The previous season, the three-person European alpine team of Swiss Ueli Steck, Italian Simone Moro and France-based Jonathan Griffith were involved in a confrontation with about 100 Sherpas on April 27. A climber Melissa Arnot had to step in between the climbers and the Sherpas. Ueli Steck was quick to get his story out to the press and give a press release and it is suggested that there was a cultural conflict that Steck isn’t quick to acknowledge. The threesome had “already benefited from the Nepalis’ labor in the dangerous Khumbu Icefall.” The account of one of the Sherpa, Tashi Sherpa,  came out in August. The 2013 incident is what piqued Peedom’s interest and using accounts and video from the actual incident she sets up the stage for the 2014 season. One of the foreign climbers called a Sherpa a “mother fucker.” Certainly, “the foreigner who swore was wrong,” but the attitudes at that altitude hasn’t really changed by 2014.

Before the Everest foreign climbers can get very far, at 6:45 a.m. on 18th April, 2014, an ice avalanche on the Khumbu Icefall kills 16 Sherpa. The Sherpas have a different name for Everest (Chomolungma) and a different connection, one that is spiritual and derived from folk and Buddhist beliefs. At the beginning of the “Sherpa” documentary, Jamling Tenzing noted, “We believe in reincarnation.”

Phurba Tashi and Brice must navigate between commercial interests, their employer-employee relationship and the anger and discontent that has finally boiled over on the chilly mountain named for a British surveyor (Sir George Everest). The Sherpas, who are genetically better suited than most people for working high altitudes, want better work conditions and compensation. While the overcrowding on Everest has continued to be a source of controversy, Everest adventure tourism has become, Brice says,  “a necessary part of the Nepalese economy” and “more Sherpas are working now than there have ever been in the history” of Everest. The money doesn’t seem to trickle down equally to the men who are taking most of the risks, the 30 trips per season across the Khumbu Icefall compared to the 2-3 for foreign climbers.

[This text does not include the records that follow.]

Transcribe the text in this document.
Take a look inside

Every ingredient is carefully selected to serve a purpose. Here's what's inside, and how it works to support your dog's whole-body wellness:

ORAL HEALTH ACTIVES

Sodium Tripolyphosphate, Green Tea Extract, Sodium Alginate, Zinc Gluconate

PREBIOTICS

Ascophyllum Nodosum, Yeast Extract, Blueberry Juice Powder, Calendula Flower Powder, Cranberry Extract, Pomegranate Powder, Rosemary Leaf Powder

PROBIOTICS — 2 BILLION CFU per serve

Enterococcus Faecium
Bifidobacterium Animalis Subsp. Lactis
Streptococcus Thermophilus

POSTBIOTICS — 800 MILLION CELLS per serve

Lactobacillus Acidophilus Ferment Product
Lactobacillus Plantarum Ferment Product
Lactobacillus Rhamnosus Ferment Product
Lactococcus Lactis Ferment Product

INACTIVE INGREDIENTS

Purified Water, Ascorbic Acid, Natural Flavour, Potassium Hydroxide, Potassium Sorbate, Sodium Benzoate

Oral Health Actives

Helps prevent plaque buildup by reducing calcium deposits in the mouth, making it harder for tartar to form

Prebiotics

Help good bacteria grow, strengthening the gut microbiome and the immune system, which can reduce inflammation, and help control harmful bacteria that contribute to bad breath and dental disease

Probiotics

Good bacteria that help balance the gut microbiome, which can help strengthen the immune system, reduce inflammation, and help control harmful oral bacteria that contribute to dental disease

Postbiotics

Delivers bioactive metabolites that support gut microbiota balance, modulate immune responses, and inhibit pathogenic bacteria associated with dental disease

Some Sherpas do not want to continue the season out of respect for the dead. The foreign climbers must deal with frustration and disappointment. Some treat the Sherpa and the local law enforcement as little more than servants. Is that a rich person’s sense of entitlement and privilege or Western post-modern imperialism/Orientalism? That’s hard to discern, but there seems to be some disappointment that the Sherpa are no longer the smiling agreeable men of the past.

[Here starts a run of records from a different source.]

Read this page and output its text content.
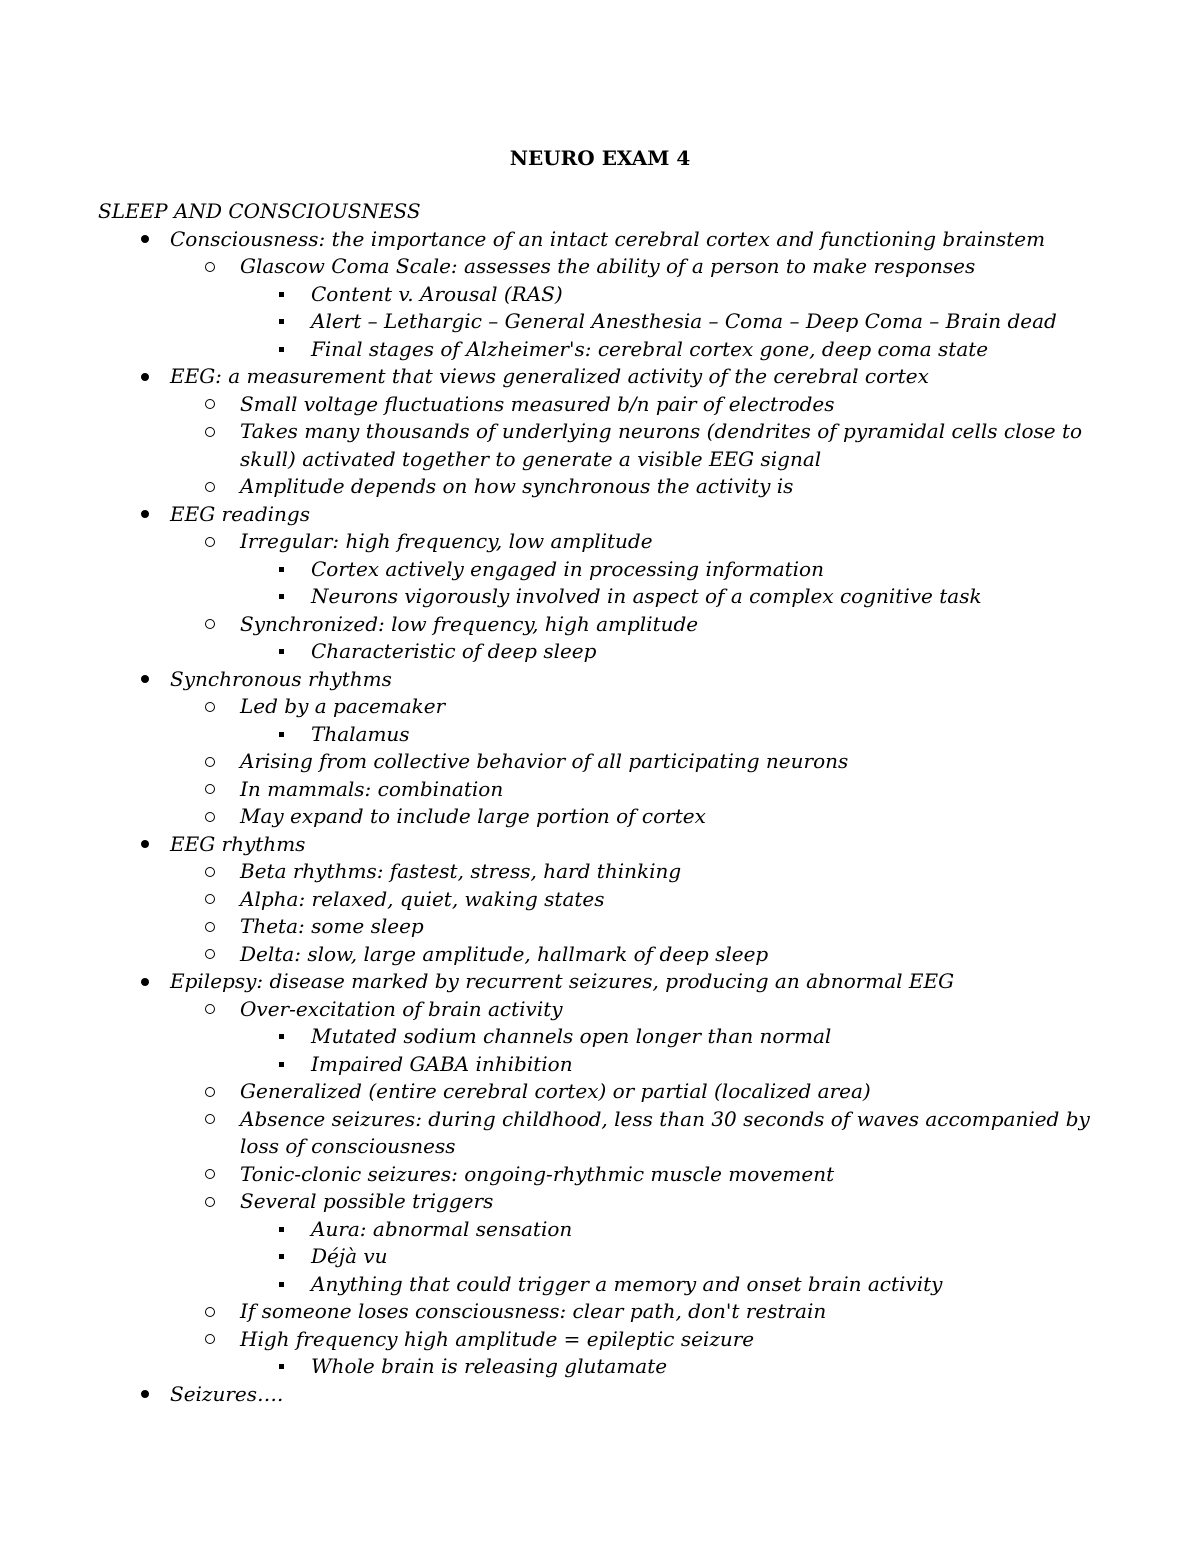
NEURO EXAM 4
SLEEP AND CONSCIOUSNESS
Consciousness: the importance of an intact cerebral cortex and functioning brainstem
Glascow Coma Scale: assesses the ability of a person to make responses
Content v. Arousal (RAS)
Alert – Lethargic – General Anesthesia – Coma – Deep Coma – Brain dead
Final stages of Alzheimer's: cerebral cortex gone, deep coma state
EEG: a measurement that views generalized activity of the cerebral cortex
Small voltage fluctuations measured b/n pair of electrodes
Takes many thousands of underlying neurons (dendrites of pyramidal cells close to skull) activated together to generate a visible EEG signal
Amplitude depends on how synchronous the activity is
EEG readings
Irregular: high frequency, low amplitude
Cortex actively engaged in processing information
Neurons vigorously involved in aspect of a complex cognitive task
Synchronized: low frequency, high amplitude
Characteristic of deep sleep
Synchronous rhythms
Led by a pacemaker
Thalamus
Arising from collective behavior of all participating neurons
In mammals: combination
May expand to include large portion of cortex
EEG rhythms
Beta rhythms: fastest, stress, hard thinking
Alpha: relaxed, quiet, waking states
Theta: some sleep
Delta: slow, large amplitude, hallmark of deep sleep
Epilepsy: disease marked by recurrent seizures, producing an abnormal EEG
Over-excitation of brain activity
Mutated sodium channels open longer than normal
Impaired GABA inhibition
Generalized (entire cerebral cortex) or partial (localized area)
Absence seizures: during childhood, less than 30 seconds of waves accompanied by loss of consciousness
Tonic-clonic seizures: ongoing-rhythmic muscle movement
Several possible triggers
Aura: abnormal sensation
Déjà vu
Anything that could trigger a memory and onset brain activity
If someone loses consciousness: clear path, don't restrain
High frequency high amplitude = epileptic seizure
Whole brain is releasing glutamate
Seizures….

Brice tells his Sherpas, “You know before it was always friendly smiling Sherpas. These guys have spoiled your reputation.” The foreign climbers call the protestors “militant” and “completely irrational” and one says “if this were one of your Sherpas, you could have them removed from the mountains” and another described the situation as “like being held captive by terrorists.” The Everest 2014 climbing season comes to an end. All the foreigners are turned back. Phurba Tashi will not make his 22nd attempt to summit. The Sherpas have chosen respect for themselves over money. 

The Discovery crew had to cancel their BASE jump plans and ended up filming the conflict between the Sherpas, their employers and the foreign climbers to make the TV film:”The Everest Avalanche Tragedy.” The crew reportedly made a donation to the American Himalayan Foundation Sherpa Family Fund, a non-profit that supports the families of the 16 Sherpa who died. The closing titles tell viewers that the 2015 season was also cancelled by an act of God: The April 2015 Nepal earthquake. Phurba Tashi wasn’t on Everest that day, having honored his family’s wishes.

Discovery also aired “Sherpa” in April of this year, 2016, as part of their #ElevationWeek. “Sherpa” premiered at the 2015 Toronto International Film Festival before its US release. It was nominated for a 2016 British Academy Film Awards. Snow might lead to a type of blindness, but we should no longer be blind to the contributions and risks of the Sherpas who have too often been whitewashed out of fictional and documentary movies about Everest/Chomolungma. In a color blind world, we might see the tragedy of Everest as rich foreigners too often stepping over the corpses of impoverished Sherpa to leave a questionable legacy of summiting Everest.  “Sherpa” is currently available on Amazon Video for $14.99.